Nice hedges can seem high maintenance, but in reality, there are just two rules for hedge trimming.
- Hedges should be clipped while the new growth is green and succulent.
- Plants should be trimmed so that the base is wider than the top.
Flowering hedges should be clipped after the bloom if the flowers are important.
Those two steps are admittedly oversimplified. The reality is that a lot of hedges were not established properly. There is a lot of overplanting that happens with the goal of making newly planted landscapes look “full.” The result is a bunch of plants that continue to grow to their mature size and outgrow the space where they were initially placed. The outcome is a plant that has to be pruned frequently for no good reason. That means time, money, noise, and open wounds on a plant that never looks great. Plus, you are using fuel and spewing carbon dioxide into the atmosphere, which contributes to climate change issues.

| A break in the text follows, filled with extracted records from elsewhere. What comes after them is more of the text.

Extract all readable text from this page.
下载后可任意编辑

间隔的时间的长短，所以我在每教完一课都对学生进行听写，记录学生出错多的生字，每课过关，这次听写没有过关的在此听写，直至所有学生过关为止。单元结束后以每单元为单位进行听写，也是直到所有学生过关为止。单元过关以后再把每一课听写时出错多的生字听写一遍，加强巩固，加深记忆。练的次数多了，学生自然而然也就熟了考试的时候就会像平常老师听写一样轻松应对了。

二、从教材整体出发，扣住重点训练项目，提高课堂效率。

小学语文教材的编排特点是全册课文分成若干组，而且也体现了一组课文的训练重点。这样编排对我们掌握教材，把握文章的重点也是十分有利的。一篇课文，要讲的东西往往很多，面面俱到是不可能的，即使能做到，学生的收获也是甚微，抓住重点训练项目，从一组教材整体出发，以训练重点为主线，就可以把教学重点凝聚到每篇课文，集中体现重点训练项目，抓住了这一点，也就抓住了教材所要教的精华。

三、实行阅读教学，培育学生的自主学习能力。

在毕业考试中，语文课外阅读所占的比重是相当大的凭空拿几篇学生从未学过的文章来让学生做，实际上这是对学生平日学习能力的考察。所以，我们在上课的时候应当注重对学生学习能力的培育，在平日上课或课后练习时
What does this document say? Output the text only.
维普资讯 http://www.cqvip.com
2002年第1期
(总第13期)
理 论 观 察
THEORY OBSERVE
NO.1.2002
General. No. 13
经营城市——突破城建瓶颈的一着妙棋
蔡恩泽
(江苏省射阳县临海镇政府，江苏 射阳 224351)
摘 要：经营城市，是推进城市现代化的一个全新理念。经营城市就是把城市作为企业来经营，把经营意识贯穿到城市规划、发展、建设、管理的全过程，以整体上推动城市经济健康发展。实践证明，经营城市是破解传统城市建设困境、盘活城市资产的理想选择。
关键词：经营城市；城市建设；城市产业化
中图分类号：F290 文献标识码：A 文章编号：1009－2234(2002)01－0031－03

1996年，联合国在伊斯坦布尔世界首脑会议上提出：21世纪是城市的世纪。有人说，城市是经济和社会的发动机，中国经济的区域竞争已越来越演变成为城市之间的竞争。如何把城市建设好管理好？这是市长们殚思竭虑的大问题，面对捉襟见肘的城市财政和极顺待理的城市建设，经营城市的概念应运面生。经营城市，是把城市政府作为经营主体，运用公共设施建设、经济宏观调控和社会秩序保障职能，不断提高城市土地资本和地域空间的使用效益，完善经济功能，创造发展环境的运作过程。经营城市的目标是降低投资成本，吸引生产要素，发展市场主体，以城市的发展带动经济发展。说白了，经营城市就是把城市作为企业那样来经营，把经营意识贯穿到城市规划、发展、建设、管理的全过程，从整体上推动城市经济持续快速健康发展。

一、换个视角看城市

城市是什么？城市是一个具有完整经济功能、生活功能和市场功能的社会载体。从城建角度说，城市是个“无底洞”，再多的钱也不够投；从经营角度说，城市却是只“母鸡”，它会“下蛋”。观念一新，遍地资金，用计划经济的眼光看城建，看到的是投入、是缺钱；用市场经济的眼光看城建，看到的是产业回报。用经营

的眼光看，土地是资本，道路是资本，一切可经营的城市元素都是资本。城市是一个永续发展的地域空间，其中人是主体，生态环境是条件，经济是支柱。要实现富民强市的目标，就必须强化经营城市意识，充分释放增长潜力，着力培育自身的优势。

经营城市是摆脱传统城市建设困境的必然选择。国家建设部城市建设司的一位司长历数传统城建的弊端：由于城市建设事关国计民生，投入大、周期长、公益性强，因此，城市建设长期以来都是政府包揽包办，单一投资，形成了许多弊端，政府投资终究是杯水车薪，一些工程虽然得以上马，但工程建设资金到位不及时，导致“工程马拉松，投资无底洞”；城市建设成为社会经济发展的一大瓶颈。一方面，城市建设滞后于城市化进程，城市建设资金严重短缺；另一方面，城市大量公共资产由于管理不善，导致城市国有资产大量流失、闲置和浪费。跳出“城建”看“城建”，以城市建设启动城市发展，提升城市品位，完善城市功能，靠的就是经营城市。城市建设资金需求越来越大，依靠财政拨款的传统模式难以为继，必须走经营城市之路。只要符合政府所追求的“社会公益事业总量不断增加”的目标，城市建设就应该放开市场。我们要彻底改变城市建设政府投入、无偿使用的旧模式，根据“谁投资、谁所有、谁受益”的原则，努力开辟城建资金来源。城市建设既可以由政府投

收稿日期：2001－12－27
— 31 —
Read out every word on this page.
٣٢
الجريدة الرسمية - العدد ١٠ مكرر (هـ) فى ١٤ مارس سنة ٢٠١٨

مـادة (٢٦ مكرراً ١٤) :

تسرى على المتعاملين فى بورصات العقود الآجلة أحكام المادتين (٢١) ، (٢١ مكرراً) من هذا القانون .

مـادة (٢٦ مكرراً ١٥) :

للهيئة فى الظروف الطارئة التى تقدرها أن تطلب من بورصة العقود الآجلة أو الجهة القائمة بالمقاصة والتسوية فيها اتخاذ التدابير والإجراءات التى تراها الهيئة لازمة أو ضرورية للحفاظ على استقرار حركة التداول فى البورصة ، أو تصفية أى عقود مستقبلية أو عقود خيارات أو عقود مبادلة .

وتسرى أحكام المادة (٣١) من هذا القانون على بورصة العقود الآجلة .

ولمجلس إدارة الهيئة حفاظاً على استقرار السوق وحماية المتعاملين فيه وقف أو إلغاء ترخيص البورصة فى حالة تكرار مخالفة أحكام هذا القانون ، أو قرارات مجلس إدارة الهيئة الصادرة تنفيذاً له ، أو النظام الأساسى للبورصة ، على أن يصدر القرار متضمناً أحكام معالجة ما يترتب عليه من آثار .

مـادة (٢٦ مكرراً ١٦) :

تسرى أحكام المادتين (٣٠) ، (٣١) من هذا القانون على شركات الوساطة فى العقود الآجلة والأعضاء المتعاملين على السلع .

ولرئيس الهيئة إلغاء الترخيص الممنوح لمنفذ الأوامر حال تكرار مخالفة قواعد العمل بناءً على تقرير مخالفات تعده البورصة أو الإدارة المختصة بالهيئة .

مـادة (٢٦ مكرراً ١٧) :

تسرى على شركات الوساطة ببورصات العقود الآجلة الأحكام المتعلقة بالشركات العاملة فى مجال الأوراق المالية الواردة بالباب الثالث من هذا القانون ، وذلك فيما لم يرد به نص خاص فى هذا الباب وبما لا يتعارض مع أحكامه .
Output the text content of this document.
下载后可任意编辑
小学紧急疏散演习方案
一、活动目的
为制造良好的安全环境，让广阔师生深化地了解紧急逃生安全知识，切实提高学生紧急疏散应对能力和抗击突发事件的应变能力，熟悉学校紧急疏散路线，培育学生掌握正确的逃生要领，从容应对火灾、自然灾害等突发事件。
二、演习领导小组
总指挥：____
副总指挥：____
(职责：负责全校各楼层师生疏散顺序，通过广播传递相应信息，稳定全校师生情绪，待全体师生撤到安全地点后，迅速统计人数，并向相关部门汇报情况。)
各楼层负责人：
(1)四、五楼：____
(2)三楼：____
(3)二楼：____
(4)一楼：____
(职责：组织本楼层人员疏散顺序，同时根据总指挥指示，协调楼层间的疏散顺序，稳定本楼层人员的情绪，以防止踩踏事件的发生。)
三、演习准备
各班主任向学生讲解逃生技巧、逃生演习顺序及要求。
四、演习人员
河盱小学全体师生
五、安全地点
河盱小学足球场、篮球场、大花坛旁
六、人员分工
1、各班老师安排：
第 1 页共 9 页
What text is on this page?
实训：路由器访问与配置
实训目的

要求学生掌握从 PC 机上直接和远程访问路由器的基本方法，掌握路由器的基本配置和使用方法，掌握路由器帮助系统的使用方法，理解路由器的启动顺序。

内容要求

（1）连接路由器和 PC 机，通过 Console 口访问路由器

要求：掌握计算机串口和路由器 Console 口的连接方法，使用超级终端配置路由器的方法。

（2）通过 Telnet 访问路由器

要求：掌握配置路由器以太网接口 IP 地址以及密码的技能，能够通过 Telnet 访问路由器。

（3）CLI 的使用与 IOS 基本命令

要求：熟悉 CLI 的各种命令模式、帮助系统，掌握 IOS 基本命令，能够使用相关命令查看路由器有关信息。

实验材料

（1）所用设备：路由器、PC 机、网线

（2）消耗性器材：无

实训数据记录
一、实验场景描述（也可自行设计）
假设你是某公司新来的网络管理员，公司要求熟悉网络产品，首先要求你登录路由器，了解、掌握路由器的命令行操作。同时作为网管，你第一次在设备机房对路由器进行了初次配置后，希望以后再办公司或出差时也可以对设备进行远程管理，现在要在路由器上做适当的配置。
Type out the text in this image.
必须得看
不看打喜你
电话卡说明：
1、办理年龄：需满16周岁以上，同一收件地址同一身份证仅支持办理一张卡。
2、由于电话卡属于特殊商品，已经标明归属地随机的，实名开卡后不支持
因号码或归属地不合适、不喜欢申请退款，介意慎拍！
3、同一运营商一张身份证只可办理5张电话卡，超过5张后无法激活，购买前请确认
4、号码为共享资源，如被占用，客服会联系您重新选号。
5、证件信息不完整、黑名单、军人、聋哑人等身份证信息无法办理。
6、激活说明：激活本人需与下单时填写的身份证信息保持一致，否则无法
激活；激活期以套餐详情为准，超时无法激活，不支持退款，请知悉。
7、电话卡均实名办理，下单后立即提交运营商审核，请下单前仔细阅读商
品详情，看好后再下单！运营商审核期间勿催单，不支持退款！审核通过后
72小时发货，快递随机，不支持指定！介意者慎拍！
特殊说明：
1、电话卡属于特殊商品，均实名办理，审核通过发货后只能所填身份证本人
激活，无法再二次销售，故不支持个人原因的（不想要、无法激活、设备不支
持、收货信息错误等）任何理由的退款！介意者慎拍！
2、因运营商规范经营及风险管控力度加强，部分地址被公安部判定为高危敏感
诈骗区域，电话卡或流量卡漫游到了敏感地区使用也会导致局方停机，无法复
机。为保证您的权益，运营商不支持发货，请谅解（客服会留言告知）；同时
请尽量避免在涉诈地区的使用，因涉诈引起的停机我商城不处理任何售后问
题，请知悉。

What is the point of hedging plants into individual meatballs, marshmallows, and squares? Allow hedges to grow and flow into each other. It is attractive to see a dense, established hedge made up of a wall of multiple plants standing as an army of one protecting your property. Beyond that, hedging shrubs into meatballs takes more time and resources. More gasoline is used to power the equipment, more time is spent completing the task, and the plants will suffer over time. Maintaining the perfect meatball look will be very difficult and results in almost torturing your plant into compliance. Keep the meatballs, marshmallows, and mickeys for certain specimen, topiary, or plants, not for your hedges. Topiaries are very cool living sculptures that require constant upkeep from an experienced topiarist (more like topi- artist, in my opinion).
If you do need to correct the pruning patterns, determine your pruning goal shape. At each different pruning event, remove 1/3 of the amount of plant from the starting point until the goal shape is reached. Then continue to prune following your two rules.
Encourage your hedges to be stacks of green by pruning the new succulent growth emerging this spring, and keep that base wider than the top!